BERLIN — Blue Origin flew six people, including a few regulars and a science communicator, on the final suborbital spaceflight mission in New Shepard on Nov. 22.
The New Shepard vehicle lifted off at 10:30 a.m. Eastern from Blue Origin’s Launch Site One in West Texas. The flight departed on schedule without any countdown procedure common to previous flights.
The new Shepard capsule RSS First Step, making its 11e flight, landed about 10 minutes after takeoff, two and a half minutes after the booster landed, completing its 12e flight.
The NS-28’s six-person crew included two people who previously flew on New Shepard. Marc and Sharon Hagle, husband and wife, flew together on the NS-20 mission in March 2022, the vehicle’s fourth crewed flight.

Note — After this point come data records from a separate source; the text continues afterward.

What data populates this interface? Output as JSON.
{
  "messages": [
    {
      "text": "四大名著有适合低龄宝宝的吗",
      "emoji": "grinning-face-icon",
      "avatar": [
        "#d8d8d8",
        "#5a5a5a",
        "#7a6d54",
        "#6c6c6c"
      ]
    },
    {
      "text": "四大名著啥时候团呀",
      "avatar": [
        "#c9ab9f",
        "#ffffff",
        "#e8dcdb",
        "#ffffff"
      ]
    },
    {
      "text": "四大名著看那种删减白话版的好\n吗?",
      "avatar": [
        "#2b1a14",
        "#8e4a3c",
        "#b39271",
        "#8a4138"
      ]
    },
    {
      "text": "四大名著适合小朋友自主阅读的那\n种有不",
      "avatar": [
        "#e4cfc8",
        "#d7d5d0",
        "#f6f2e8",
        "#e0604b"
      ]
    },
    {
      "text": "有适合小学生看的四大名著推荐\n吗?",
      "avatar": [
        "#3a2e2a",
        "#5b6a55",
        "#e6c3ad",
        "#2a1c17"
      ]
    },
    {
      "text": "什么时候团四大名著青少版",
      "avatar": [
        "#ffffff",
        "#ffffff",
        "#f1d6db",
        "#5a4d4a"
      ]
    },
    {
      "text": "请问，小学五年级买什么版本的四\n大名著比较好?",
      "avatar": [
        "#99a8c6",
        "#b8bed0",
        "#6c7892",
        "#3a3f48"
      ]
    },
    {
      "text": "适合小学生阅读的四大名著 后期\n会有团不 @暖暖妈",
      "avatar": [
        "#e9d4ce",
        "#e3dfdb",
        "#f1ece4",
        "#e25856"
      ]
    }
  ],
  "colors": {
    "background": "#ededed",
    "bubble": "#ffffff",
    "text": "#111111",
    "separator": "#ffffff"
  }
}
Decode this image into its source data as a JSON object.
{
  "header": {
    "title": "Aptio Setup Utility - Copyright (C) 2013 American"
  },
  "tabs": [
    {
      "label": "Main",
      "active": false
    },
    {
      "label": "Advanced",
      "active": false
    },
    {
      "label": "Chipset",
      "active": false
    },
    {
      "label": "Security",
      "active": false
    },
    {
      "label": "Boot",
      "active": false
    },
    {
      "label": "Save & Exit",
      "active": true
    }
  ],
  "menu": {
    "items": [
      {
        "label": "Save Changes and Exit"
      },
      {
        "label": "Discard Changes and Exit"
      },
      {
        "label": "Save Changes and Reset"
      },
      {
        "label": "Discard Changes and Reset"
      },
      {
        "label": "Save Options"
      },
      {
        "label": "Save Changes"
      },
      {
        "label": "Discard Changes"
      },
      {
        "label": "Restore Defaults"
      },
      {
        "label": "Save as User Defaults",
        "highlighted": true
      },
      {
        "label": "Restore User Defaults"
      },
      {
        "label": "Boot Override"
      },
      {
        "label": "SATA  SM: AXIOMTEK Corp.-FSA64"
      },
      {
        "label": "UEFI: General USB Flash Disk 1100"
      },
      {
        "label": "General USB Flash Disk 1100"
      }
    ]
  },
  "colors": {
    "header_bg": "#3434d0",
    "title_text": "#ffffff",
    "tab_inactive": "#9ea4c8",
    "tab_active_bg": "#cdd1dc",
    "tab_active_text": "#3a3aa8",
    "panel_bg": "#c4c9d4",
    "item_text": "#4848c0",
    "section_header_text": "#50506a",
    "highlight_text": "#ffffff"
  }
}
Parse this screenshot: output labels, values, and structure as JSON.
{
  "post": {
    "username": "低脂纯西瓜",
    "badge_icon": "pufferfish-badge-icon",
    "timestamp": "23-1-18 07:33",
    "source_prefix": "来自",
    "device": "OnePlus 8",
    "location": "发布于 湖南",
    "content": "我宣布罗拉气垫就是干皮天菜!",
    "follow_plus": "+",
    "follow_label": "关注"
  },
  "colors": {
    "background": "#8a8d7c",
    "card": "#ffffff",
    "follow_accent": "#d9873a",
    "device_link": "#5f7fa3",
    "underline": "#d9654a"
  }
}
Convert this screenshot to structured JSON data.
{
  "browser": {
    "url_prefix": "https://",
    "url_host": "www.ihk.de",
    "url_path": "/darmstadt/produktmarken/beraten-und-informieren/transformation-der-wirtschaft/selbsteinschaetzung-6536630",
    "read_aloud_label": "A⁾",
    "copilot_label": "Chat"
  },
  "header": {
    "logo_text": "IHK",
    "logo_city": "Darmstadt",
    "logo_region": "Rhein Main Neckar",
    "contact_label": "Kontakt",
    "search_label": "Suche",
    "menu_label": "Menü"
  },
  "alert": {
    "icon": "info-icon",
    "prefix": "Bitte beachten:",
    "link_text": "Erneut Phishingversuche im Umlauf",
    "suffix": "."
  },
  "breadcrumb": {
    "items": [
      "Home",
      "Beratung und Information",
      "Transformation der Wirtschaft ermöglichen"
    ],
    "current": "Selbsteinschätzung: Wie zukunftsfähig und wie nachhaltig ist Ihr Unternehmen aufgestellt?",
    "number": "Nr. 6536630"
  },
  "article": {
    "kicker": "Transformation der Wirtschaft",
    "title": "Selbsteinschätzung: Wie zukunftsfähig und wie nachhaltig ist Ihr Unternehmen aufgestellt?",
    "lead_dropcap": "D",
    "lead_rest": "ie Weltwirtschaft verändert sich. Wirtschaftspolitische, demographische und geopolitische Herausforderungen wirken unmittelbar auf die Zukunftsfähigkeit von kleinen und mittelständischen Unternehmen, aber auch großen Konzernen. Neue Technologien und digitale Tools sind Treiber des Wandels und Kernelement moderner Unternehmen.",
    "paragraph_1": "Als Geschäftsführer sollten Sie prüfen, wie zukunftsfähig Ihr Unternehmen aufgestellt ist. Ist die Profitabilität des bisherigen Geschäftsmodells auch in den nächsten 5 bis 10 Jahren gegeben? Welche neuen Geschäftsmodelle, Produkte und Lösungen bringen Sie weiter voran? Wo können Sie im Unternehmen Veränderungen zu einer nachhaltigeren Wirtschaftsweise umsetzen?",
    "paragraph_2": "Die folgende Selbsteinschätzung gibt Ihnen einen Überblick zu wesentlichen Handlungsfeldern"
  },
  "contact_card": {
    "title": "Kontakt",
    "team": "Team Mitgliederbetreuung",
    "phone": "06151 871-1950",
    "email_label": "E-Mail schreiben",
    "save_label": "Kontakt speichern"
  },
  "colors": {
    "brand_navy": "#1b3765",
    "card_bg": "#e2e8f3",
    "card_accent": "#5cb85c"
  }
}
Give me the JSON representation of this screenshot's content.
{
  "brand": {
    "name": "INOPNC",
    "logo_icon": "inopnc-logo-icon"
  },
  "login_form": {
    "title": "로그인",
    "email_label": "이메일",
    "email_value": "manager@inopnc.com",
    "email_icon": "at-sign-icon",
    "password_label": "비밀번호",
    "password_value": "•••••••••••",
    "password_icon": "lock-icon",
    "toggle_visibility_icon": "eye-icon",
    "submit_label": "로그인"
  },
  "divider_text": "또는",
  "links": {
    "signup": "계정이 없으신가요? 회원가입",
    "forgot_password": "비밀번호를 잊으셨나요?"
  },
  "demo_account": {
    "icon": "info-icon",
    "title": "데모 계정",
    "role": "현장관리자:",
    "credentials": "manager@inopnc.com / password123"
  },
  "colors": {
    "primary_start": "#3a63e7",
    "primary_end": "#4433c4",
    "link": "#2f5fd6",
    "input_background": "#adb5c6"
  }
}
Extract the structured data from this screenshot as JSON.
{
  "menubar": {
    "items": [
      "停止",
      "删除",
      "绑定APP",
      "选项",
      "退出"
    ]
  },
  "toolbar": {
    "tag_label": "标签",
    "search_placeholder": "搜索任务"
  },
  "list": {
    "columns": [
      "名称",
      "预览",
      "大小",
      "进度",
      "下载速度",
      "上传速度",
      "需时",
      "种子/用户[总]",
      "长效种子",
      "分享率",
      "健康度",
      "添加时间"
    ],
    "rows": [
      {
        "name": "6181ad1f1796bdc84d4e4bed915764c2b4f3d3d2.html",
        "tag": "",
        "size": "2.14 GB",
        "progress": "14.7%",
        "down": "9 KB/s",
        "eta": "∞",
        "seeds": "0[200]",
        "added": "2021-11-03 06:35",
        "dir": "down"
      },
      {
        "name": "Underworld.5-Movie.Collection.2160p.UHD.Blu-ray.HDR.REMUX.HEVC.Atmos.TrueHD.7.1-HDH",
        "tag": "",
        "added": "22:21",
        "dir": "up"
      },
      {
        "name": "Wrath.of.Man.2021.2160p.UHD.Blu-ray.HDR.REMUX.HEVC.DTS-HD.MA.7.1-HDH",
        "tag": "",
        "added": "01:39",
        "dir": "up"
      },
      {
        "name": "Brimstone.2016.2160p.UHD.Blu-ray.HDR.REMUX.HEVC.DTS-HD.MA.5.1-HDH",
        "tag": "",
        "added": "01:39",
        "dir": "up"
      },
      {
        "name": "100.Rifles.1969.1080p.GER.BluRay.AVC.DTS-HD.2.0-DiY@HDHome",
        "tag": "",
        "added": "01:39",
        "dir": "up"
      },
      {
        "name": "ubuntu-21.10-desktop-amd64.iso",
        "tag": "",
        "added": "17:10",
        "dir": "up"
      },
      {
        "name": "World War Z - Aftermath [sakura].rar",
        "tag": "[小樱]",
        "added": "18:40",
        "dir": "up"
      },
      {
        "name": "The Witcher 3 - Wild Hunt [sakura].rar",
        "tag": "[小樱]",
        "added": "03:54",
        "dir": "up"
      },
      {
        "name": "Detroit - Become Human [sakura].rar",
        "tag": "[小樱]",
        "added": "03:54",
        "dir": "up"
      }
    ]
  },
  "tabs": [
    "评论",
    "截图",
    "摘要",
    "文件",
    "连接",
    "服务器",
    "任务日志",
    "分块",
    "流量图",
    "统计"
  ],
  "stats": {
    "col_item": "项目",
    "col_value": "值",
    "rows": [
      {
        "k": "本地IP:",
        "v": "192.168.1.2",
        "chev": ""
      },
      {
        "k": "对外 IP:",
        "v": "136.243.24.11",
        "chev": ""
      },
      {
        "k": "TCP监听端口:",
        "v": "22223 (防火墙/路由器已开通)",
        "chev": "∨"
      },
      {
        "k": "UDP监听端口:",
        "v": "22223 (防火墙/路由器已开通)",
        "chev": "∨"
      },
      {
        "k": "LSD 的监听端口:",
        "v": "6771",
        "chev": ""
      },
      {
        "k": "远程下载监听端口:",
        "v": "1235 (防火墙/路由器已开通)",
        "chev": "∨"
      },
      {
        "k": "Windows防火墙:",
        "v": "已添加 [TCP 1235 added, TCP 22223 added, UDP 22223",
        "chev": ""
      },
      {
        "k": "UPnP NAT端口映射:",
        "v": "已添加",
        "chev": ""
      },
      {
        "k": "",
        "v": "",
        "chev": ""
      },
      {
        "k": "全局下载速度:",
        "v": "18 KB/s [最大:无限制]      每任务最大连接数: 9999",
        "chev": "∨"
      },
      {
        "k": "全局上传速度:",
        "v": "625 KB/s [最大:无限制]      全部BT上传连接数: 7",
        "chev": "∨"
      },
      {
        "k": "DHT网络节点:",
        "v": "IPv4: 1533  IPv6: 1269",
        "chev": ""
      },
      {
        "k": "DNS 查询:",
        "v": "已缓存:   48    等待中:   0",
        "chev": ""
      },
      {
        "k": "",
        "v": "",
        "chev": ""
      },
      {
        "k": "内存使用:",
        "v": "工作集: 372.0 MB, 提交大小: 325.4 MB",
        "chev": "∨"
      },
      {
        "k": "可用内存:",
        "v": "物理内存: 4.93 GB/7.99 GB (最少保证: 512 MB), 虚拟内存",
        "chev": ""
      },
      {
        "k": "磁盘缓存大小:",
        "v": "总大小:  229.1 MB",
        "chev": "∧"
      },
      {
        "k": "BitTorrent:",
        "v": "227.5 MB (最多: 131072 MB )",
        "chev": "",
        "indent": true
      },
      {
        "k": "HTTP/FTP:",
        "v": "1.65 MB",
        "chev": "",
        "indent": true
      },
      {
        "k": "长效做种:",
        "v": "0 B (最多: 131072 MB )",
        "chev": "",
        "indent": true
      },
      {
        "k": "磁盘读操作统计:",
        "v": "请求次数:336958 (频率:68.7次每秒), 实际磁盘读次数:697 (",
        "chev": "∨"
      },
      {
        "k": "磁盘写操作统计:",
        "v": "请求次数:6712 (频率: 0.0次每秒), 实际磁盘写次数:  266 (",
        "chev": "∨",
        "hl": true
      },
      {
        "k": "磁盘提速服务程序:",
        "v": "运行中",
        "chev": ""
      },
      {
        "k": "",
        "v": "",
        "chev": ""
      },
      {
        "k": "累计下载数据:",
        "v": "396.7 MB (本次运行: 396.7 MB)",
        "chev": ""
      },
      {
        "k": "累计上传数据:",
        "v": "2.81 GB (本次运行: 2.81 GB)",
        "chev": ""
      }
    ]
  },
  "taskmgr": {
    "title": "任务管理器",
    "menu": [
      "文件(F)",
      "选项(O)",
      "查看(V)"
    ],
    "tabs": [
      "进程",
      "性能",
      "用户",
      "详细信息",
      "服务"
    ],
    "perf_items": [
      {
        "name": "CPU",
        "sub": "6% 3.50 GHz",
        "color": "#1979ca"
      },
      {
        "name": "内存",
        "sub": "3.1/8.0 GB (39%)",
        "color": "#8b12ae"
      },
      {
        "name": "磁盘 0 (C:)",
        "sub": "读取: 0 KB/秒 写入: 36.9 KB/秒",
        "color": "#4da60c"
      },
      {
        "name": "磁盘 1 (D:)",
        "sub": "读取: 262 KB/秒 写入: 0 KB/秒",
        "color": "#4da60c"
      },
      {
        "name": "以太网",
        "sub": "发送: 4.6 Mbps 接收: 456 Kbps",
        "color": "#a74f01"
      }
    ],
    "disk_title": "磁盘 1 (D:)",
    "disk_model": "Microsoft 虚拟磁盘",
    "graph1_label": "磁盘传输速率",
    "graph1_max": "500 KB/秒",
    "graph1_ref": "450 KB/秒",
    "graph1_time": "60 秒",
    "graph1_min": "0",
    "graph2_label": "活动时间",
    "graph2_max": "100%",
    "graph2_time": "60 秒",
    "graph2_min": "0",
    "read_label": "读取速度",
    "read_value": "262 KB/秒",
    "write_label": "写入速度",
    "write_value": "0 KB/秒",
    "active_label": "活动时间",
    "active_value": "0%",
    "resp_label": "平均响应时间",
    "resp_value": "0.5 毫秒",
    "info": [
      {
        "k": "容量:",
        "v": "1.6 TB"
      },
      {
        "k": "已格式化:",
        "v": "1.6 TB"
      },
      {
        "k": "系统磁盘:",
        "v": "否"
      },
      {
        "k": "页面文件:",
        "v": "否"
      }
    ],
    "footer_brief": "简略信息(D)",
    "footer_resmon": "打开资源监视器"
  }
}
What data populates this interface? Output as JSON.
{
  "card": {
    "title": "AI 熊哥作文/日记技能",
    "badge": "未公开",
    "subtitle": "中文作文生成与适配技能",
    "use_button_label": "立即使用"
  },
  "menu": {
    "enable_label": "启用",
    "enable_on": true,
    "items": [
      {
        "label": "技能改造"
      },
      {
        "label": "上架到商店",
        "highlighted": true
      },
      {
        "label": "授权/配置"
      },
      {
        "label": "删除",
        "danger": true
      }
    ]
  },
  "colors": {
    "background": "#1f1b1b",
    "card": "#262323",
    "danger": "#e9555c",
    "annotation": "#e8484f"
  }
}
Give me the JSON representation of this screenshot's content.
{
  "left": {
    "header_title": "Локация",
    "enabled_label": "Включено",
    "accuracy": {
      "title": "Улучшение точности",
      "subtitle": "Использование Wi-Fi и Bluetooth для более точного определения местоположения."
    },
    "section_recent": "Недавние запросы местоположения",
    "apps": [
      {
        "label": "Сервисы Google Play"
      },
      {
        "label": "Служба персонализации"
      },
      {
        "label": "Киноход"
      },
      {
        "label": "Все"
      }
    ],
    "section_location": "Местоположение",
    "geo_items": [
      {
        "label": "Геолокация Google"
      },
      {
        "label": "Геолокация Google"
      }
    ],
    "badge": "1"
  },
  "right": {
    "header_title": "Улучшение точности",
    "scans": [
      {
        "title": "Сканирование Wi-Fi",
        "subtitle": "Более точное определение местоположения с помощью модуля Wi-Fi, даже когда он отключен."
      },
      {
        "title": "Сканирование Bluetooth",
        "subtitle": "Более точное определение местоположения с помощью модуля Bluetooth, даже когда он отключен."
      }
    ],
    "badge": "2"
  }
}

Also on board was Emily Calandrelli, an author, television show host and online science communicator. In a message on social mediashe said she would live to be 100e woman to go to space. However, that number includes nine women who flew on Virgin Galactic suborbital spaceflights that passed the 50-mile altitude used by U.S. government agencies for awarding wings to astronauts, but fell short of the 60-mile Kármán line that was used by Blue. Origin as the demarcation of space. Blue Origin made no mention of this milestone in the launch webcast when discussing Calandrelli.
The other three people on NS-28 were Austin Litteral, who works in risk management in the financial industry and won his place in an online shopping platform competition; James (JD) Russell, a technology entrepreneur; and Henry (Hank) Wolfond, chairman and CEO of Canadian investment firm Bayshore Capital.
NS-28 with New Shepard’s ninth crewed flight and third this year. It was also the second flight in one month after the unmanned NS-27 flight on October 23. That mission was the first flight of a new crew capsule and booster that Blue Origin plans to use for future crew flights to “provide expanded flight capacity to better meet growing customer demand,” the company said at the time.